Schioccò la lingua, disgustata, e si portò la bottiglia alle labbra. Ormai la birra era calda, ma ne mandò giù una bella sorsata tutta in un colpo. Sapeva di vomito. O forse i succhi gastrici che continuavano a risalirle sul fondo della gola sapevano di vomito.

Che cazzo di differenza faceva?

Una sola ciocca dondolava lungo lo zigomo della stronza. Il resto dei capelli l'aveva intrappolato in uno chignon.
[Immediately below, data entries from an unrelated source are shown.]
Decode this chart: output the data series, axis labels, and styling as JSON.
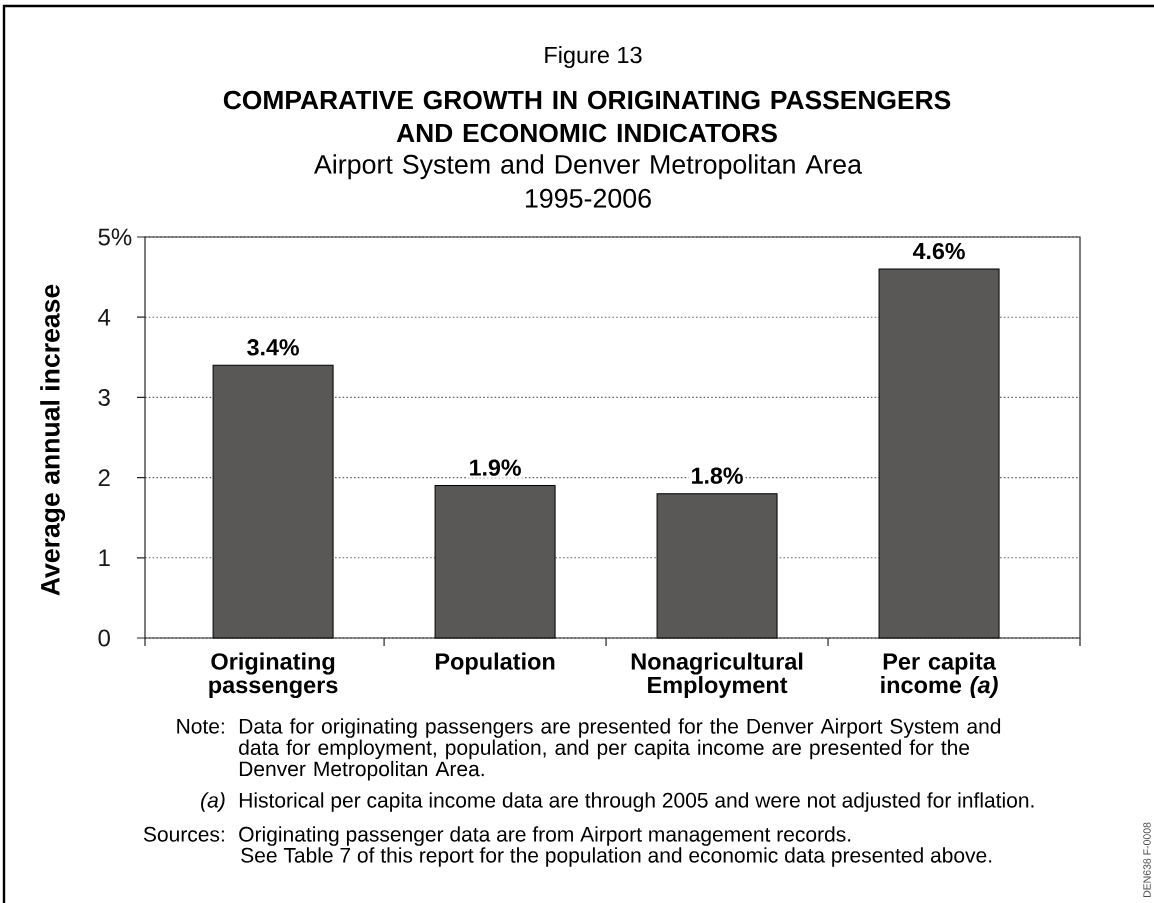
{
  "chart_data": {
    "type": "bar",
    "title": "COMPARATIVE GROWTH IN ORIGINATING PASSENGERS AND ECONOMIC INDICATORS",
    "subtitle": "Airport System and Denver Metropolitan Area 1995-2006",
    "ylabel": "Average annual increase",
    "categories": [
      "Originating passengers",
      "Population",
      "Nonagricultural Employment",
      "Per capita income *(a)*"
    ],
    "values": [
      3.4,
      1.9,
      1.8,
      4.6
    ],
    "color": "#595856",
    "value_labels": [
      "3.4%",
      "1.9%",
      "1.8%",
      "4.6%"
    ],
    "ylim": [
      0,
      5
    ],
    "yticks": [
      0,
      1,
      2,
      3,
      4,
      {
        "value": 5,
        "label": "5%"
      }
    ],
    "grid": "y",
    "annotations": [
      "Figure 13",
      "Note:",
      "Data for originating passengers are presented for the Denver Airport System and data for employment, population, and per capita income are presented for the Denver Metropolitan Area.",
      "(a)",
      "Historical per capita income data are through 2005 and were not adjusted for inflation.",
      "Sources:",
      "Originating passenger data are from Airport management records.",
      "See Table 7 of this report for the population and economic data presented above.",
      "DEN638 F-0008"
    ]
  }
}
Lei spostò gli occhi in direzione dell'arcata, oltre le sedie ormai riempite. Altair si ritirò dietro il muro e sbatté con il mignolo contro la gamba del tavolino pieno di cibo. Imprecò fra sé e sé, attirandosi lo sguardo severo di un grassone dalla pelle olivastra che non ricordava. Gli alzò il medio e quello andò a prendere uno degli ultimi posti rimasti.

Chiunque fosse, non apparteneva alla famiglia di Altair.

La cerimonia iniziò pochi minuti dopo, mentre lei ancora osservava l'ingresso vuoto della sala, con la bottiglia penzolante lungo il fianco e la testa appoggiata contro il muro.

«Buonasera.» Una voce spezzata pronunciò quella singola parola, così sbagliata, così stupida. Quale cazzo di deficiente avrebbe potuto passare una buona serata lì dentro?

La stronza continuò a parlare, ma la porta d'ingresso si aprì in quel momento e Altair scattò sull'attenti. Allacciò i bottoni della giacca, in fretta e furia, e si lisciò il tailleur alla bell'e meglio. Dei tacchi ticchettarono sul pavimento, si arrestarono proprio di fronte a lei. Alzò lo sguardo, e un paio di occhi la osservava sotto un caschetto rosso.

La tipa teneva le mani ben strette attorno al manico di una borsetta nera. L'orlo del vestito le copriva i piedi e quasi strusciava a terra.

Altair sbuffò da un angolo della bocca. «Che cazzo vuoi? Hanno già cominciato, datti una mossa o ti perdi le perle di stronzate iniziali.»

Quella però non si mosse da dove si trovava. «Sei guarita,» disse soltanto.

Elettra. La stronza osava davvero presentarsi lì. Ne aveva di fegato, la figlia della merda.

Altair scrollò le spalle e le dimenò un dito davanti agli occhi. «E tu non dovevi essere cieca, senza quell'affare da spia intergalattica addosso?»

«Continui a essere un faro ambulante, con tutta l'agitazione di fulmini che hai dentro.»

Divertente. Altair non percepiva più la ferocia con cui i fulmini le attanagliavano lo stomaco i primi giorni. Credeva si fossero rotti i coglioni di scazzare senza fine e si fossero placati, ma forse ci aveva solo fatto l'abitudine. Sempre ammesso che non fosse l'alcol a renderla insensibile al loro scoppiettio continuo.

«Perché cazzo sei qua?» chiese piuttosto.

Elettra si strinse la borsetta contro il petto. «Per lo stesso motivo per cui tu sei qui.»